Con l’approvazione definitiva del nuovo Piano di Castello, per il sindaco Dario Nardella tutte le partite urbanistiche che ruotano intorno all’«ultima area di espansione della città» ora sono autonome.

E così, lo spostamento della Mercafir verso i terreni di proprietà di Unipol Sai è un dato di fatto. Soprattutto, è svincolato dal complicato puzzle che gli gira intorno. Perché il Piano «è compatibile sia con l’attuale pista di Peretola che con la nuova, quella parallela».

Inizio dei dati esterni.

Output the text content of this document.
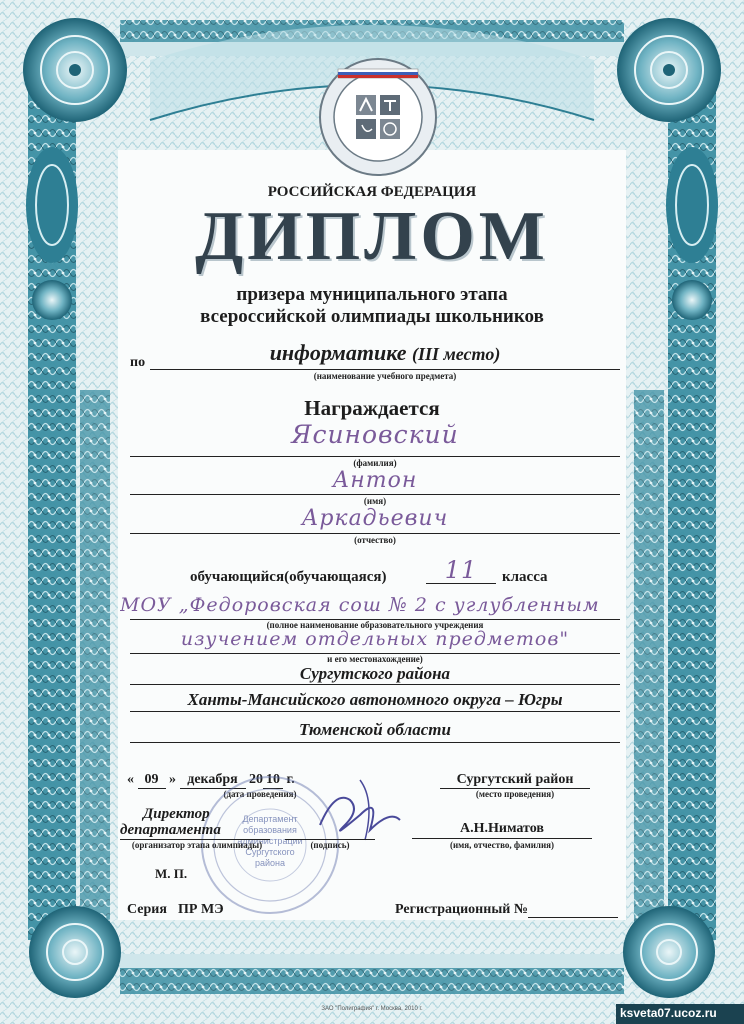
РОССИЙСКАЯ ФЕДЕРАЦИЯ
ДИПЛОМ
призера муниципального этапа
всероссийской олимпиады школьников
по	информатике (III место)
(наименование учебного предмета)
Награждается
Ясиновский
(фамилия)
Антон
(имя)
Аркадьевич
(отчество)
обучающийся(обучающаяся)	11	класса
МОУ „Федоровская сош № 2 с углубленным
(полное наименование образовательного учреждения
изучением отдельных предметов"
и его местонахождение)
Сургутского района
Ханты-Мансийского автономного округа – Югры
Тюменской области
« 09 » декабря 20 10 г.
(дата проведения)
Сургутский район
(место проведения)
Департамент
образования
администрации
Сургутского
района
Директор
департамента
(организатор этапа олимпиады)	(подпись)
А.Н.Ниматов
(имя, отчество, фамилия)
М. П.
Серия ПР МЭ	Регистрационный №
ЗАО "Полиграфия" г. Москва, 2010 г.	ksveta07.ucoz.ru
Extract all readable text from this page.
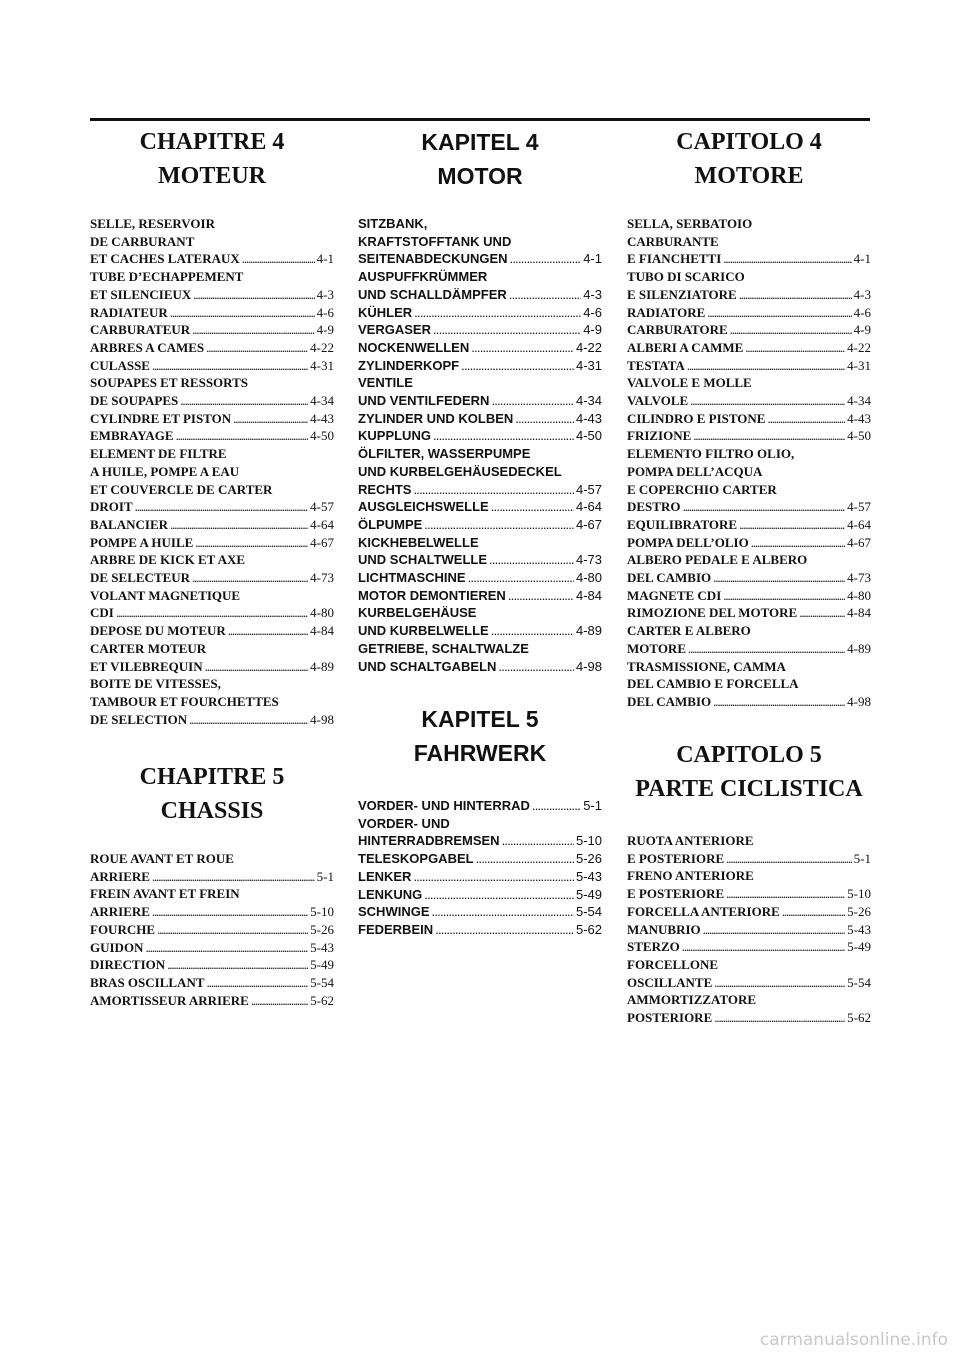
CHAPITRE 4
MOTEUR
SELLE, RESERVOIR
DE CARBURANT
ET CACHES LATERAUX . . .	4-1
TUBE D’ECHAPPEMENT
ET SILENCIEUX . . .	4-3
RADIATEUR . . .	4-6
CARBURATEUR . . .	4-9
ARBRES A CAMES . . .	4-22
CULASSE . . .	4-31
SOUPAPES ET RESSORTS
DE SOUPAPES . . .	4-34
CYLINDRE ET PISTON . . .	4-43
EMBRAYAGE . . .	4-50
ELEMENT DE FILTRE
A HUILE, POMPE A EAU
ET COUVERCLE DE CARTER
DROIT . . .	4-57
BALANCIER . . .	4-64
POMPE A HUILE . . .	4-67
ARBRE DE KICK ET AXE
DE SELECTEUR . . .	4-73
VOLANT MAGNETIQUE
CDI . . .	4-80
DEPOSE DU MOTEUR . . .	4-84
CARTER MOTEUR
ET VILEBREQUIN . . .	4-89
BOITE DE VITESSES,
TAMBOUR ET FOURCHETTES
DE SELECTION . . .	4-98
CHAPITRE 5
CHASSIS
ROUE AVANT ET ROUE
ARRIERE . . .	5-1
FREIN AVANT ET FREIN
ARRIERE . . .	5-10
FOURCHE . . .	5-26
GUIDON . . .	5-43
DIRECTION . . .	5-49
BRAS OSCILLANT . . .	5-54
AMORTISSEUR ARRIERE . . .	5-62
KAPITEL 4
MOTOR
SITZBANK,
KRAFTSTOFFTANK UND
SEITENABDECKUNGEN . . .	4-1
AUSPUFFKRÜMMER
UND SCHALLDÄMPFER . . .	4-3
KÜHLER . . .	4-6
VERGASER . . .	4-9
NOCKENWELLEN . . .	4-22
ZYLINDERKOPF . . .	4-31
VENTILE
UND VENTILFEDERN . . .	4-34
ZYLINDER UND KOLBEN . . .	4-43
KUPPLUNG . . .	4-50
ÖLFILTER, WASSERPUMPE
UND KURBELGEHÄUSEDECKEL
RECHTS . . .	4-57
AUSGLEICHSWELLE . . .	4-64
ÖLPUMPE . . .	4-67
KICKHEBELWELLE
UND SCHALTWELLE . . .	4-73
LICHTMASCHINE . . .	4-80
MOTOR DEMONTIEREN . . .	4-84
KURBELGEHÄUSE
UND KURBELWELLE . . .	4-89
GETRIEBE, SCHALTWALZE
UND SCHALTGABELN . . .	4-98
KAPITEL 5
FAHRWERK
VORDER- UND HINTERRAD . . .	5-1
VORDER- UND
HINTERRADBREMSEN . . .	5-10
TELESKOPGABEL . . .	5-26
LENKER . . .	5-43
LENKUNG . . .	5-49
SCHWINGE . . .	5-54
FEDERBEIN . . .	5-62
CAPITOLO 4
MOTORE
SELLA, SERBATOIO
CARBURANTE
E FIANCHETTI . . .	4-1
TUBO DI SCARICO
E SILENZIATORE . . .	4-3
RADIATORE . . .	4-6
CARBURATORE . . .	4-9
ALBERI A CAMME . . .	4-22
TESTATA . . .	4-31
VALVOLE E MOLLE
VALVOLE . . .	4-34
CILINDRO E PISTONE . . .	4-43
FRIZIONE . . .	4-50
ELEMENTO FILTRO OLIO,
POMPA DELL’ACQUA
E COPERCHIO CARTER
DESTRO . . .	4-57
EQUILIBRATORE . . .	4-64
POMPA DELL’OLIO . . .	4-67
ALBERO PEDALE E ALBERO
DEL CAMBIO . . .	4-73
MAGNETE CDI . . .	4-80
RIMOZIONE DEL MOTORE . . .	4-84
CARTER E ALBERO
MOTORE . . .	4-89
TRASMISSIONE, CAMMA
DEL CAMBIO E FORCELLA
DEL CAMBIO . . .	4-98
CAPITOLO 5
PARTE CICLISTICA
RUOTA ANTERIORE
E POSTERIORE . . .	5-1
FRENO ANTERIORE
E POSTERIORE . . .	5-10
FORCELLA ANTERIORE . . .	5-26
MANUBRIO . . .	5-43
STERZO . . .	5-49
FORCELLONE
OSCILLANTE . . .	5-54
AMMORTIZZATORE
POSTERIORE . . .	5-62
carmanualsonline.info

Questo significa che anche se il governo M5S Lega mettesse i bastoni tra le ruote a Toscana Aeroporti, nulla cambierebbe per l’area di Castello. Area che è autonoma anche dalle decisioni della Fiorentina, dai suoi tempi: «Mercafir è già al lavoro per lo spostamento», insiste Nardella. Allo stesso tempo, ora per il nuovo stadio da costruire, insieme alla Cittadella viola, nei 30 ettari lasciati liberi dal mercato ortofrutticolo, non ci sono più incertezze. Tanto che il sindaco fa sapere che «la Fiorentina ha già cominciato i carotaggi, e ci ha detto di aver avviato la progettazione».

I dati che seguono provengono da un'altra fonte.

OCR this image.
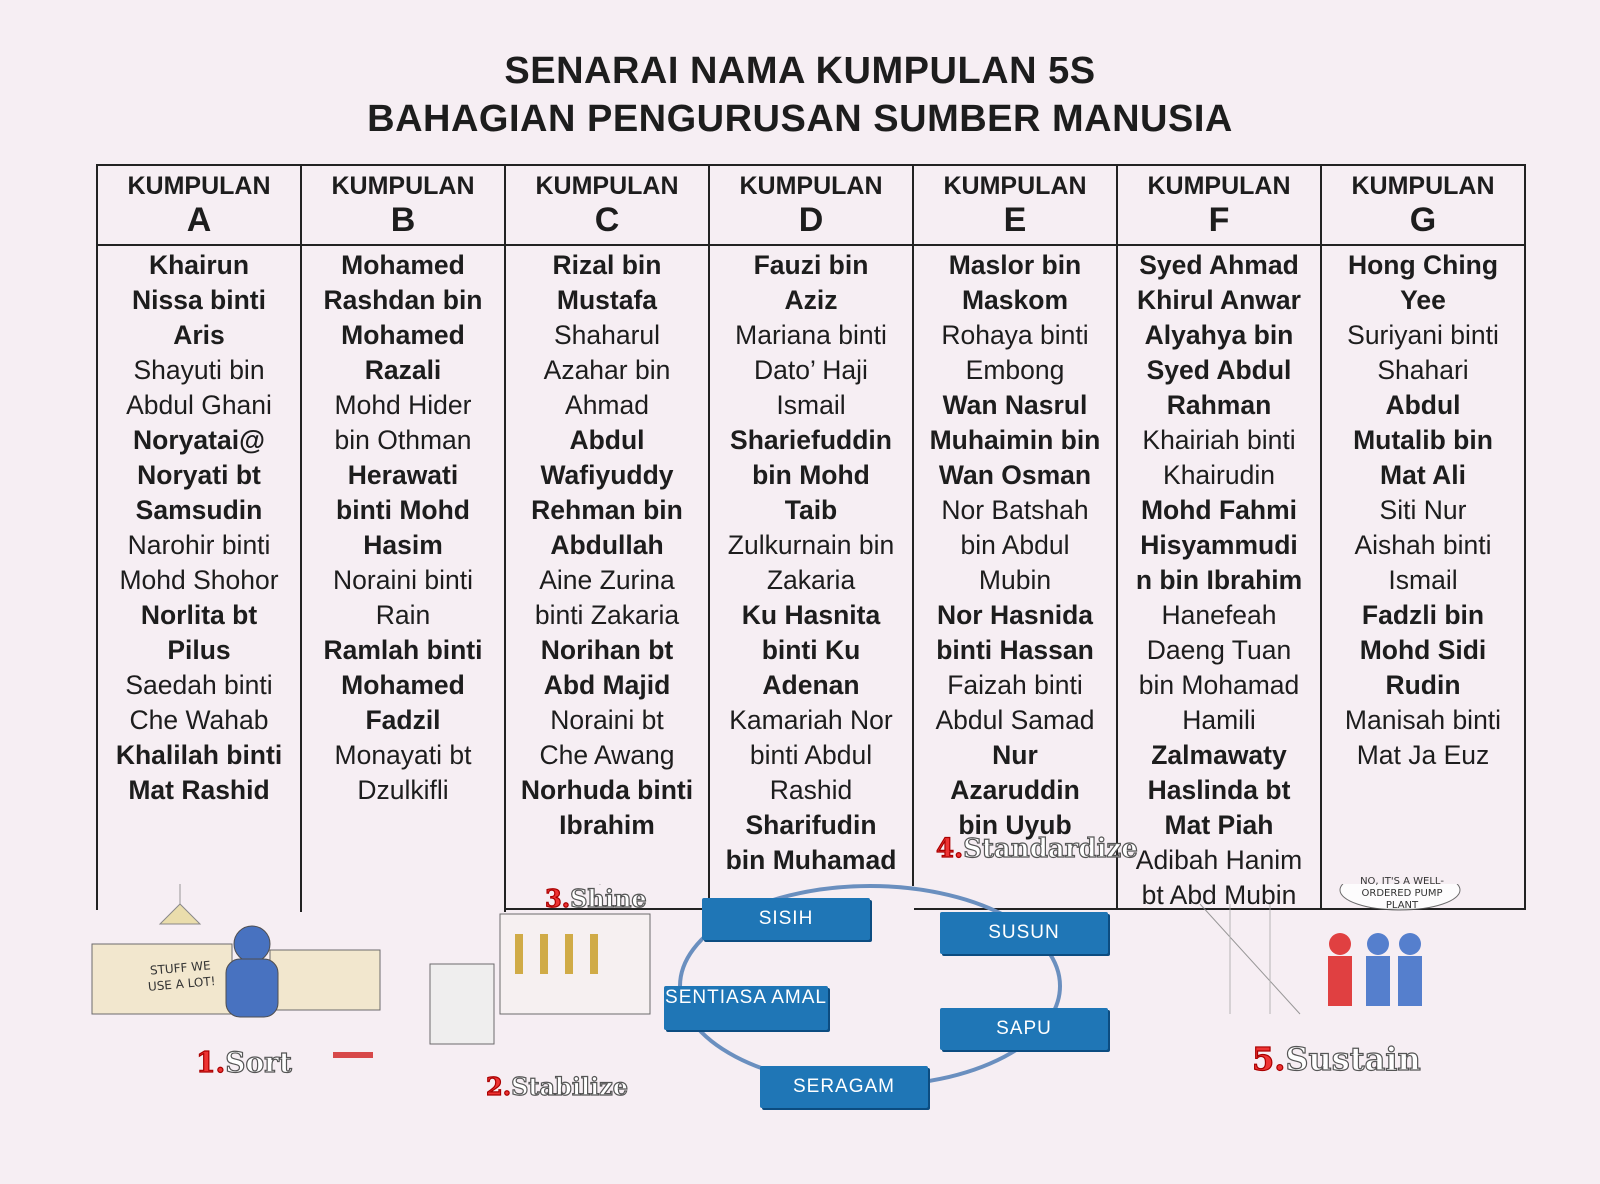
SENARAI NAMA KUMPULAN 5S
BAHAGIAN PENGURUSAN SUMBER MANUSIA
KUMPULAN
A
Khairun
Nissa binti
Aris
Shayuti bin
Abdul Ghani
Noryatai@
Noryati bt
Samsudin
Narohir binti
Mohd Shohor
Norlita bt
Pilus
Saedah binti
Che Wahab
Khalilah binti
Mat Rashid
KUMPULAN
B
Mohamed
Rashdan bin
Mohamed
Razali
Mohd Hider
bin Othman
Herawati
binti Mohd
Hasim
Noraini binti
Rain
Ramlah binti
Mohamed
Fadzil
Monayati bt
Dzulkifli
KUMPULAN
C
Rizal bin
Mustafa
Shaharul
Azahar bin
Ahmad
Abdul
Wafiyuddy
Rehman bin
Abdullah
Aine Zurina
binti Zakaria
Norihan bt
Abd Majid
Noraini bt
Che Awang
Norhuda binti
Ibrahim
KUMPULAN
D
Fauzi bin
Aziz
Mariana binti
Dato’ Haji
Ismail
Shariefuddin
bin Mohd
Taib
Zulkurnain bin
Zakaria
Ku Hasnita
binti Ku
Adenan
Kamariah Nor
binti Abdul
Rashid
Sharifudin
bin Muhamad
KUMPULAN
E
Maslor bin
Maskom
Rohaya binti
Embong
Wan Nasrul
Muhaimin bin
Wan Osman
Nor Batshah
bin Abdul
Mubin
Nor Hasnida
binti Hassan
Faizah binti
Abdul Samad
Nur
Azaruddin
bin Uyub
KUMPULAN
F
Syed Ahmad
Khirul Anwar
Alyahya bin
Syed Abdul
Rahman
Khairiah binti
Khairudin
Mohd Fahmi
Hisyammudi
n bin Ibrahim
Hanefeah
Daeng Tuan
bin Mohamad
Hamili
Zalmawaty
Haslinda bt
Mat Piah
Adibah Hanim
bt Abd Mubin
KUMPULAN
G
Hong Ching
Yee
Suriyani binti
Shahari
Abdul
Mutalib bin
Mat Ali
Siti Nur
Aishah binti
Ismail
Fadzli bin
Mohd Sidi
Rudin
Manisah binti
Mat Ja Euz
SISIH
SUSUN
SAPU
SERAGAM
SENTIASA AMAL
1.Sort
2.Stabilize
3.Shine
4.Standardize
5.Sustain
STUFF WE USE A LOT!
NO, IT'S A WELL-ORDERED PUMP PLANT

Dalla società viola confermano che i «carotaggi», cioè i sondaggi nel terreno per capire se c’è necessità di bonifica, sono partiti già da una decina di giorni. D’altronde, i contatti con gli uffici tecnici del Comune e quelli della Fiorentina non si sono mai interrotti. La volontà di andare avanti nel progetto, ritenuto importante perl a squadra e per la città, rimane forte e presto ci sarà un incontro, con Palazzo Vecchio, su tempi e metodi del futuro dell’operazione. Certo, restano i problemi. Fino a che non ci sarà il via libera alla pista, Toscana Aeroporti non acquisterà l’area di Castello, velocizzando il passaggio del terreno per la nuova Mercafir.

Fino a che formalmente non partirà il project financing per lo stadio, non ci saranno i fondi chiesti dal Comune alla Fiorentina per acquistare quei 15 ettari di Castello. Ma, appunto, tutto è svincolato: il Comune potrebbe trovarli da solo.